Universal Soldier: Day of Reckoning 2012 ★★★½


An astonishing cinematic Brundlefly, as if copies of the Universal Soldier franchise had accidentally gotten into the telepod alongside the complete works of Noé, Lynch and the Wachowskis. First two reels are virtually nonstop abstraction, disorienting and ominous; even without having seen any of the previous installments, I could tell that bearings were in deliberately short supply. Then the ass-kicking commences, so singlemindedly ferocious that all you can do is gape. Because the initial raves came from many of the same folks who think Tony Scott was Hollywood's one true genius, I admit that I had a bit of a chip on my shoulder going in, but Hyams knocked it off almost immediately. He excels—and this is rare—at both kineticism and stillness, orchestrating mayhem with the spatial dexterity of an old pro but also somehow managing to sit two very mediocre actors across a table from each other and derive real tension from their banal conversation, just by lighting the room effectively and punctuating sentences with the suggestion of headlights from traffic just outside. Truly, the only thing holding this sucker back from greatness is the bothersome fact that it's a Universal Soldier sequel—every so often, Hyams and his co-writers clearly feel obligated to acknowledge expectations, trotting out Van Damme and Lundgren for what amount to weary cameos. It's never more than lip service, though, and the next self-sufficient, eye-popping setpiece is never more than a few minutes away. Hopefully, the hype will allow Hyams to make something that'll function like a proper movie next time, rather than "pardon me while I Bogart this series to create one helluva two-hour demo reel."


  • You should give his previous Universal Soldier movie a look now. It may not immediately impress you as much, given that it's nowhere near as bugfuck insane in its mash-up of influences, but it should help you to appreciate the sheer scope of what Hyams has achieved with this series, perhaps even in terms of thematic integrity, and to further witness the versatility of his formal chops.

  • ...I did not see this coming.

  • Had a feeling you would like this one!
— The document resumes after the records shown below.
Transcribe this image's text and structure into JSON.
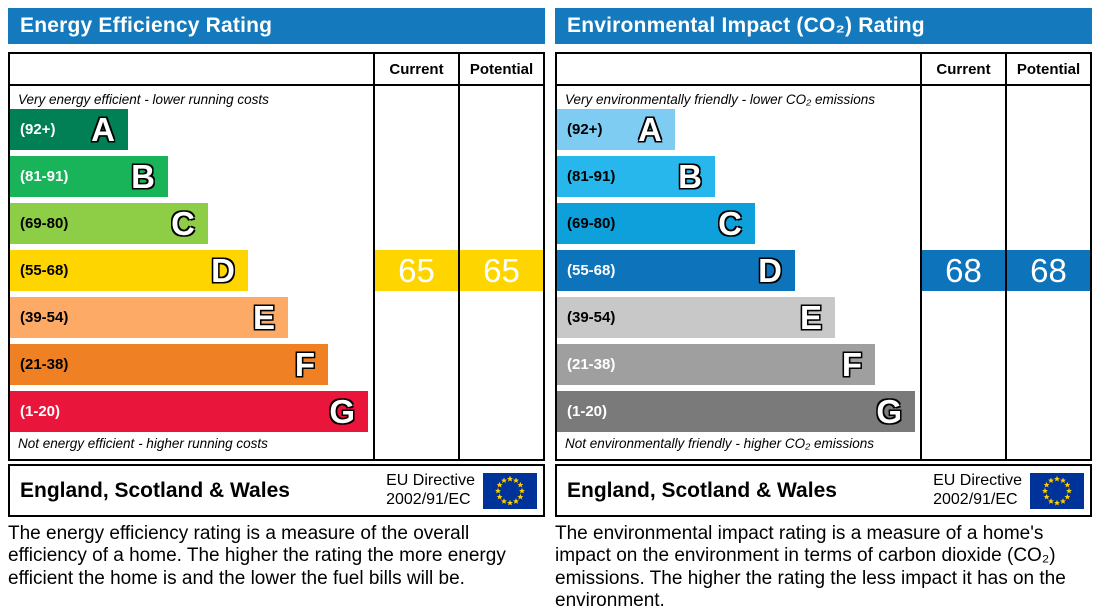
{
  "chart_data": [
    {
      "type": "bar",
      "title": "Energy Efficiency Rating",
      "categories": [
        "A",
        "B",
        "C",
        "D",
        "E",
        "F",
        "G"
      ],
      "ranges": [
        "(92+)",
        "(81-91)",
        "(69-80)",
        "(55-68)",
        "(39-54)",
        "(21-38)",
        "(1-20)"
      ],
      "columns": [
        "Current",
        "Potential"
      ],
      "current_value": 65,
      "current_band": "D",
      "potential_value": 65,
      "potential_band": "D",
      "top_note": "Very energy efficient - lower running costs",
      "bottom_note": "Not energy efficient - higher running costs"
    },
    {
      "type": "bar",
      "title": "Environmental Impact (CO₂) Rating",
      "categories": [
        "A",
        "B",
        "C",
        "D",
        "E",
        "F",
        "G"
      ],
      "ranges": [
        "(92+)",
        "(81-91)",
        "(69-80)",
        "(55-68)",
        "(39-54)",
        "(21-38)",
        "(1-20)"
      ],
      "columns": [
        "Current",
        "Potential"
      ],
      "current_value": 68,
      "current_band": "D",
      "potential_value": 68,
      "potential_band": "D",
      "top_note": "Very environmentally friendly - lower CO₂ emissions",
      "bottom_note": "Not environmentally friendly - higher CO₂ emissions"
    }
  ],
  "theme": {
    "header_blue": "#1479bd",
    "border_black": "#000000",
    "eu_flag_blue": "#003399",
    "eu_flag_star_yellow": "#ffcc00"
  },
  "panels": [
    {
      "title": "Energy Efficiency Rating",
      "header": {
        "current": "Current",
        "potential": "Potential"
      },
      "top_caption": "Very energy efficient - lower running costs",
      "bottom_caption": "Not energy efficient - higher running costs",
      "bands": [
        {
          "letter": "A",
          "range": "(92+)",
          "color": "#008054",
          "text_color": "#ffffff"
        },
        {
          "letter": "B",
          "range": "(81-91)",
          "color": "#19b459",
          "text_color": "#ffffff"
        },
        {
          "letter": "C",
          "range": "(69-80)",
          "color": "#8dce46",
          "text_color": "#000000"
        },
        {
          "letter": "D",
          "range": "(55-68)",
          "color": "#ffd500",
          "text_color": "#000000"
        },
        {
          "letter": "E",
          "range": "(39-54)",
          "color": "#fcaa65",
          "text_color": "#000000"
        },
        {
          "letter": "F",
          "range": "(21-38)",
          "color": "#ef8023",
          "text_color": "#000000"
        },
        {
          "letter": "G",
          "range": "(1-20)",
          "color": "#e9153b",
          "text_color": "#ffffff"
        }
      ],
      "current": {
        "value": "65",
        "color": "#ffd500"
      },
      "potential": {
        "value": "65",
        "color": "#ffd500"
      },
      "footer": {
        "region": "England, Scotland & Wales",
        "directive_line1": "EU Directive",
        "directive_line2": "2002/91/EC"
      },
      "description": "The energy efficiency rating is a measure of the overall efficiency of a home. The higher the rating the more energy efficient the home is and the lower the fuel bills will be."
    },
    {
      "title": "Environmental Impact (CO₂) Rating",
      "header": {
        "current": "Current",
        "potential": "Potential"
      },
      "top_caption": "Very environmentally friendly - lower CO₂ emissions",
      "bottom_caption": "Not environmentally friendly - higher CO₂ emissions",
      "bands": [
        {
          "letter": "A",
          "range": "(92+)",
          "color": "#7fccf2",
          "text_color": "#000000"
        },
        {
          "letter": "B",
          "range": "(81-91)",
          "color": "#28b7ec",
          "text_color": "#000000"
        },
        {
          "letter": "C",
          "range": "(69-80)",
          "color": "#0ea0da",
          "text_color": "#000000"
        },
        {
          "letter": "D",
          "range": "(55-68)",
          "color": "#0d73ba",
          "text_color": "#ffffff"
        },
        {
          "letter": "E",
          "range": "(39-54)",
          "color": "#c8c8c8",
          "text_color": "#000000"
        },
        {
          "letter": "F",
          "range": "(21-38)",
          "color": "#9f9f9f",
          "text_color": "#ffffff"
        },
        {
          "letter": "G",
          "range": "(1-20)",
          "color": "#7a7a7a",
          "text_color": "#ffffff"
        }
      ],
      "current": {
        "value": "68",
        "color": "#0d73ba"
      },
      "potential": {
        "value": "68",
        "color": "#0d73ba"
      },
      "footer": {
        "region": "England, Scotland & Wales",
        "directive_line1": "EU Directive",
        "directive_line2": "2002/91/EC"
      },
      "description": "The environmental impact rating is a measure of a home's impact on the environment in terms of carbon dioxide (CO₂) emissions. The higher the rating the less impact it has on the environment."
    }
  ]
}
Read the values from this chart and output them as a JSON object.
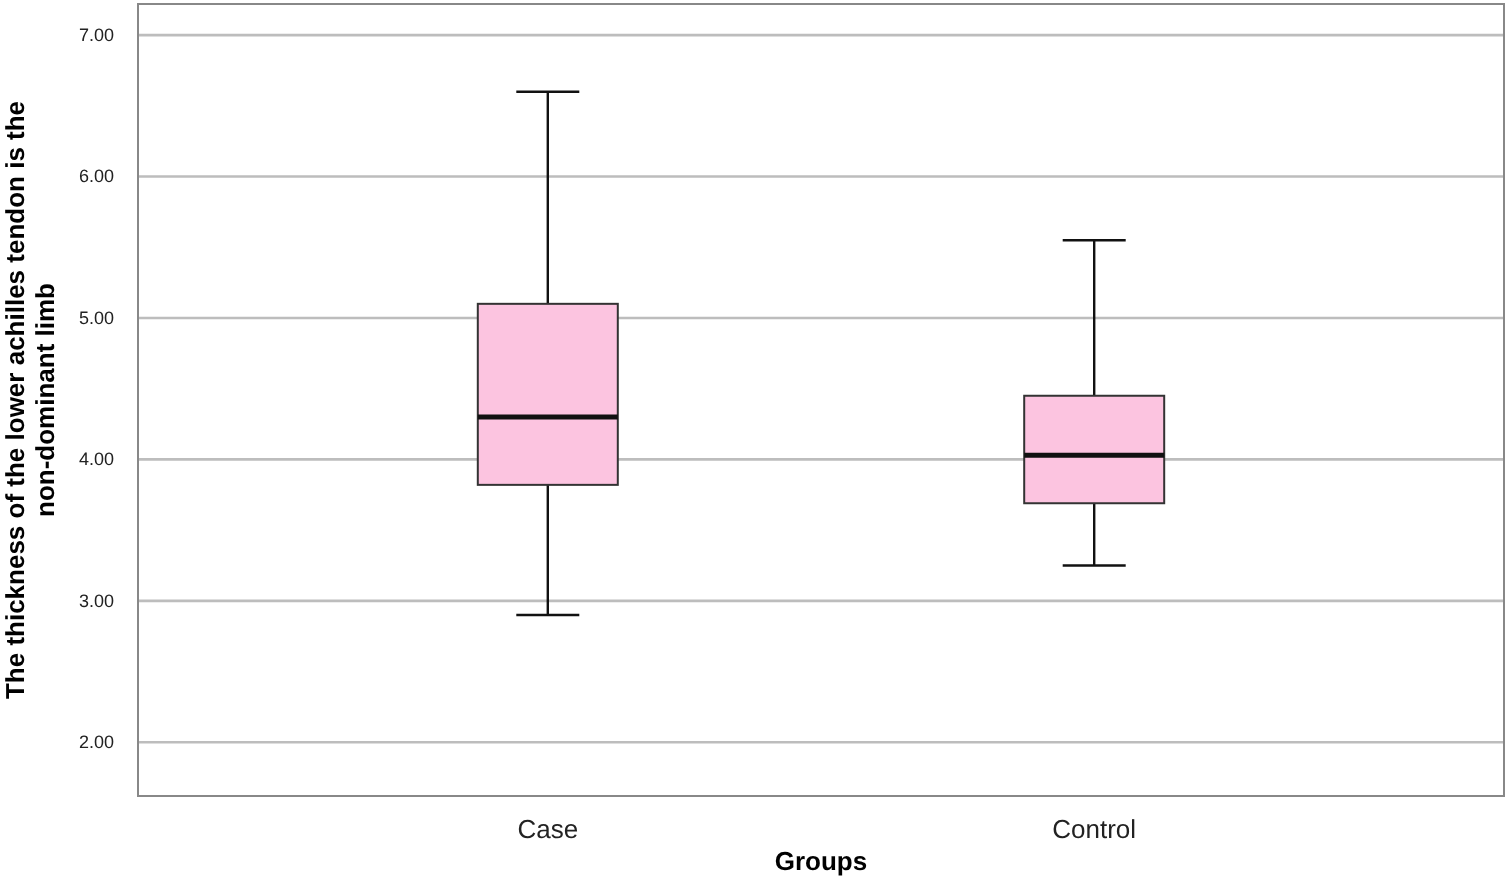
{
  "chart_data": {
    "type": "box",
    "xlabel": "Groups",
    "ylabel": "The thickness of the lower achilles tendon is the non-dominant limb",
    "categories": [
      "Case",
      "Control"
    ],
    "boxes": [
      {
        "low": 2.9,
        "q1": 3.82,
        "median": 4.3,
        "q3": 5.1,
        "high": 6.6
      },
      {
        "low": 3.25,
        "q1": 3.69,
        "median": 4.03,
        "q3": 4.45,
        "high": 5.55
      }
    ],
    "color": "#fcc4e0",
    "ylim": [
      1.62,
      7.22
    ],
    "yticks": [
      {
        "value": 2,
        "label": "2.00"
      },
      {
        "value": 3,
        "label": "3.00"
      },
      {
        "value": 4,
        "label": "4.00"
      },
      {
        "value": 5,
        "label": "5.00"
      },
      {
        "value": 6,
        "label": "6.00"
      },
      {
        "value": 7,
        "label": "7.00"
      }
    ],
    "grid": "y"
  }
}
Hope you don't mind I linked to this to share with other fans of Mssrs. Hyams & D'Angelo --

    Also, Rowland is correct.

  • Jeesh, what's yr beef with Tony Scott?

  • Top Gun. Beverly Hills Cop II. Revenge. Days of Thunder. Man on Fire. The Raping of the Taking of Pelham 1 2 3.

  • Well, shit. When you put it like that...

  • But that's like judging the Stones on the basis of "Harlem Shuffle"...

  • Crimson Tide, Unstoppable and Deja Vu are not exactly Exile on Main St. or Let It Bleed.

  • You forgot Domino.

  • The Tony Scott R.I.P.'ing segued into an orgy of appreciation for his auteurism the past few months, which has been enlightening
    (and possibly infuriating or bittersweet if you just can't get on the Tony Scott wavelength),
    but I don't think many of the apologists or fans are really trying to convince everyone that his entire oeuvre is the work of "Hollywood's one true genius." Rather, we have highlighted that there is evidence of *some* hitherto ignored genius, some deliberate artistic coloration & clever framing that indicates a director's reach beyond usual Hollywood genre films' grasp, to be found in some of his works.
    DÉJÀ VU is especially worth exploring for its meta elements and as a statement of everything Scott was trying to do with the trickier elements of time, perspective, and manipulation of time & perspective in the latter part of his career.

  • Don't forget the way that Tony Scott dealt with time. And perspective.

  • You forgot Domino.

    No. I did not.

  • Domino is best forgotten.

  • I'm no apologist and I don't know if I'd call myself an outright 'fan'; I'm at least as torn on Tony Scott as a director as Mike is, if not more. He's not the only Scott director that applies to, that's for sure (don't get me started on Prometheus, it's like the SW prequel of the Alien franchise atm).

    I will say Tony does have more affinity and for the characters that populate his work on the whole than Ridley, and sometimes he can vitalize a small role like few other modern directors can. He did start to mature and evolve as a British director out of his native pond in the later part of his career despite never budging out of developed setting pieces, where his work tends to have more humanity in it overall, while Ridley is (still) more aloof. Unfortunately, where he mirrors his older brother is that his success is practically tethered to the strength of his material and the people he collaborates with (that would explain why I most prefer his work with Gene Hackman, one of the better contemporary actors).

    The Last Boy Scout, believe it or not, is the only one of Tony's early works (i.e. the first half of his filmography until '94) I feel anything more than ambivalence or apathy toward (and it's still my least favorite of his movies I can say that about in a walk).

    I agree Domino is crap. Unpleasant and hollow. True Romance, ditto (in spite of some interesting supporting actors).